Department of Surgery, The Second Clinical Medical College of Zhejiang Chinese Medical University, Hangzhou 310000, China.
Department of Urology, The Affiliated Hospital of Jiaxing University, Jiaxing 314000, China.
Asian J Androl. 2022 May-Jun;24(3):323-331. doi: 10.4103/aja202157.
We investigated the therapeutic effects of superoxide dismutase (SOD) from thermophilic bacterium HB27 on chronic prostatitis/chronic pelvic pain syndrome (CP/CPPS) and its underlying mechanisms. A Sprague-Dawley rat model of CP/CPPS was prepared and then administered saline or Thermus thermophilic (Tt)-SOD intragastrically for 4 weeks. Prostate inflammation and fibrosis were analyzed by hematoxylin and eosin staining, and Masson staining. Alanine transaminase (ALT), aspartate transaminase (AST), serum creatinine (CR), and blood urea nitrogen (BUN) levels were assayed for all animals. Enzyme-linked immunosorbent assays (ELISA) were performed to analyze serum cytokine concentrations and tissue levels of malondialdehyde, nitric oxide, SOD, catalase, and glutathione peroxidase. Reactive oxygen species levels were detected using dichlorofluorescein diacetate. The messenger ribonucleic acid (mRNA) expression of tissue cytokines was analyzed by reverse transcription polymerase chain reaction (RT-PCR), and infiltrating inflammatory cells were examined using immunohistochemistry. Nuclear factor-κB (NF-κB) P65, P38, and inhibitor of nuclear factor-κBα (I-κBα) protein levels were determined using western blot. Tt-SOD significantly improved histopathological changes in CP/CPPS, reduced inflammatory cell infiltration and fibrosis, increased pain threshold, and reduced the prostate index. Tt-SOD treatment showed no significant effect on ALT, AST, CR, or BUN levels. Furthermore, Tt-SOD reduced inflammatory cytokine expression in prostate tissue and increased antioxidant capacity. This anti-inflammatory activity correlated with decreases in the abundance of cluster of differentiation 3 (CD3), cluster of differentiation 45 (CD45), and macrophage inflammatory protein 1α (MIP1α) cells. Tt-SOD alleviated inflammation and oxidative stress by reducing NF-κB P65 and P38 protein levels and increasing I-κBα protein levels. These findings support Tt-SOD as a potential drug for CP/CPPS.
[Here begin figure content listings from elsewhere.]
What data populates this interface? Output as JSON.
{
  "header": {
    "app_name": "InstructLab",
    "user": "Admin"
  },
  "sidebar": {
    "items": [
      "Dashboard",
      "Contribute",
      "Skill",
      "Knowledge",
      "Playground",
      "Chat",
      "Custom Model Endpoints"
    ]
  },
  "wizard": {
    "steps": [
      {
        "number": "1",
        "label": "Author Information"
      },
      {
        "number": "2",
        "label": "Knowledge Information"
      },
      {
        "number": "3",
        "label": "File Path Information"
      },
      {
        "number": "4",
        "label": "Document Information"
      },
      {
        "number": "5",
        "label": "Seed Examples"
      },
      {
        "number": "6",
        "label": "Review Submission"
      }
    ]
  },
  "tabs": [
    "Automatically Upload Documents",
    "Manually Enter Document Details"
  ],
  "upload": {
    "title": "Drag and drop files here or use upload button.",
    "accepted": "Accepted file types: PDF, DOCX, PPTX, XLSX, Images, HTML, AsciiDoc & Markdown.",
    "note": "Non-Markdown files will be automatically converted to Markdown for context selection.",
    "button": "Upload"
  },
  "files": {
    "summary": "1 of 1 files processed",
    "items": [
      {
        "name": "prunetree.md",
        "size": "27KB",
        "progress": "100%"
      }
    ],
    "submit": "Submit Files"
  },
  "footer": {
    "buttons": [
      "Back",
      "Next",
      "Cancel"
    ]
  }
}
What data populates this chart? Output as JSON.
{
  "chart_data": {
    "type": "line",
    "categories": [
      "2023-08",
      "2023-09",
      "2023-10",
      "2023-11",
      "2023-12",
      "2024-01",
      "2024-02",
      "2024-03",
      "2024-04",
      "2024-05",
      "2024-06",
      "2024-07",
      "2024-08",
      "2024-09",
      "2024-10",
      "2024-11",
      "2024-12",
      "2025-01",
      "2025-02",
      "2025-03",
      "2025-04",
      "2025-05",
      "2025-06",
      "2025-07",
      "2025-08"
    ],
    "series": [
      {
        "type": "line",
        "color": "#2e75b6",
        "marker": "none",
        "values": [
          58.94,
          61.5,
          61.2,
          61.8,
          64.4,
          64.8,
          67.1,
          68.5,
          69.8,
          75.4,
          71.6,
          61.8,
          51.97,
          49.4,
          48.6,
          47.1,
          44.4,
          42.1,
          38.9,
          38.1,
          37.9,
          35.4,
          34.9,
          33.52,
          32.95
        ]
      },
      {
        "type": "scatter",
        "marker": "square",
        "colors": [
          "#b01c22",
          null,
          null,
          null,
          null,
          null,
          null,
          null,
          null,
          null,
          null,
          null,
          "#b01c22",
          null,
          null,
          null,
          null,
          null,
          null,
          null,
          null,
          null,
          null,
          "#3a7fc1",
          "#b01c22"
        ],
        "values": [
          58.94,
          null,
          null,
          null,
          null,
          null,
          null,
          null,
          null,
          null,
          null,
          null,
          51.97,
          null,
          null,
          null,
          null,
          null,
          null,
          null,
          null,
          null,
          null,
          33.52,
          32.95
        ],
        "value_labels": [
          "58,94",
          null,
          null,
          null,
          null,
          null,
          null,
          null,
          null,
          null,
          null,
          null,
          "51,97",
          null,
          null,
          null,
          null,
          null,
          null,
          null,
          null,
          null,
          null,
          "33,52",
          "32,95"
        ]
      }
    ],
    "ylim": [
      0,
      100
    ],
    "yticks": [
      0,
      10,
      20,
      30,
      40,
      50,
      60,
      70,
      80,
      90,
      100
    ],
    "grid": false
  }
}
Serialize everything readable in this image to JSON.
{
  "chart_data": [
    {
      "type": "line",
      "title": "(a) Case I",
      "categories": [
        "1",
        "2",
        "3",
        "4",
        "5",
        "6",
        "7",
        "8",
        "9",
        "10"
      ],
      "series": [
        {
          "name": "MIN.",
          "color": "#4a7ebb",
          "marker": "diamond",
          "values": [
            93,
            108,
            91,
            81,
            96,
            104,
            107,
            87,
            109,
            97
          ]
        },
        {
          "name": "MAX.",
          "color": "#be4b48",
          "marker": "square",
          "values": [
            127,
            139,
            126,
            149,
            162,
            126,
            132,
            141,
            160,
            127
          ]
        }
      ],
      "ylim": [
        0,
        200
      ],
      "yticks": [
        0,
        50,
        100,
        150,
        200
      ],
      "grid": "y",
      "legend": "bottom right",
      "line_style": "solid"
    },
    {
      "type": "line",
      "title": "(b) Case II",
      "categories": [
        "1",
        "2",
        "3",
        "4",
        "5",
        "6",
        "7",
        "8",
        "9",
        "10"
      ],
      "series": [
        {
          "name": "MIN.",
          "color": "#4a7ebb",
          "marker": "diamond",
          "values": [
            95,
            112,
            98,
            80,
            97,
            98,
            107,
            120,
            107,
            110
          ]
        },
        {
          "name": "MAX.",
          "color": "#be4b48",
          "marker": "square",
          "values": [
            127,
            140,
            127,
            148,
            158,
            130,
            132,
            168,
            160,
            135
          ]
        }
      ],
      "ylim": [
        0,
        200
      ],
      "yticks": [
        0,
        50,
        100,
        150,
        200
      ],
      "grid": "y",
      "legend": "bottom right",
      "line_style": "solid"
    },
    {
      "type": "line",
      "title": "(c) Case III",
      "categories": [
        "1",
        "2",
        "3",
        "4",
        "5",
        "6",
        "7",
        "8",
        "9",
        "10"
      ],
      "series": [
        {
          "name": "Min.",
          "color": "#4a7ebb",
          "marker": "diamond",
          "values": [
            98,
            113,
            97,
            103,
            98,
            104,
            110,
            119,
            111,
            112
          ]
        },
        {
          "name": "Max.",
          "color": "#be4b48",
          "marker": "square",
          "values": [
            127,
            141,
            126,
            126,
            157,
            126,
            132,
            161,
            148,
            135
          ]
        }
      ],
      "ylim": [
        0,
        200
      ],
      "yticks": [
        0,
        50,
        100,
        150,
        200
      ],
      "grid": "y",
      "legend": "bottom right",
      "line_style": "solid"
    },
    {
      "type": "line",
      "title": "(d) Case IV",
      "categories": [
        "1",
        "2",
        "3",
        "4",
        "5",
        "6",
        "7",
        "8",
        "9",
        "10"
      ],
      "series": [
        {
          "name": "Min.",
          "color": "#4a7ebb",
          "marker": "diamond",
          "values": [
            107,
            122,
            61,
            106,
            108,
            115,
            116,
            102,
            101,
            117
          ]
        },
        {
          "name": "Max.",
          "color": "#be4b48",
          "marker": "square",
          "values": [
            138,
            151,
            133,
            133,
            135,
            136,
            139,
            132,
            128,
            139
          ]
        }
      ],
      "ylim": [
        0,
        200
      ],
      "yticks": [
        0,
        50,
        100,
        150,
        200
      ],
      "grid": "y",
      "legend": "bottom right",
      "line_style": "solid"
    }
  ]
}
我们研究了嗜热菌 HB27 来源的超氧化物歧化酶(SOD)对慢性前列腺炎/慢性盆腔疼痛综合征(CP/CPPS)的治疗作用及其潜在机制。建立 CP/CPPS 的 Sprague-Dawley 大鼠模型,然后给予生理盐水或嗜热硫还原杆菌(Tt)-SOD 灌胃 4 周。通过苏木精和伊红染色、Masson 染色分析前列腺炎症和纤维化。检测所有动物的丙氨酸转氨酶(ALT)、天冬氨酸转氨酶(AST)、血清肌酐(CR)和血尿素氮(BUN)水平。通过酶联免疫吸附试验(ELISA)分析血清细胞因子浓度和组织丙二醛、一氧化氮、SOD、过氧化氢酶和谷胱甘肽过氧化物酶水平。使用二氯荧光素二乙酸酯检测活性氧水平。通过逆转录聚合酶链反应(RT-PCR)分析组织细胞因子的信使核糖核酸(mRNA)表达,通过免疫组织化学检测浸润性炎症细胞。使用蛋白质印迹法测定核因子-κB(NF-κB)P65、P38 和核因子-κB 抑制物α(I-κBα)蛋白水平。Tt-SOD 显著改善 CP/CPPS 的组织病理学变化,减少炎症细胞浸润和纤维化,增加疼痛阈值,降低前列腺指数。Tt-SOD 治疗对 ALT、AST、CR 或 BUN 水平无显著影响。此外,Tt-SOD 降低前列腺组织中炎症细胞因子的表达,增加抗氧化能力。这种抗炎活性与 CD3、CD45 和巨噬细胞炎症蛋白 1α(MIP1α)细胞数量的减少相关。Tt-SOD 通过降低 NF-κB P65 和 P38 蛋白水平和增加 I-κBα 蛋白水平缓解炎症和氧化应激。这些发现支持 Tt-SOD 作为 CP/CPPS 的潜在药物。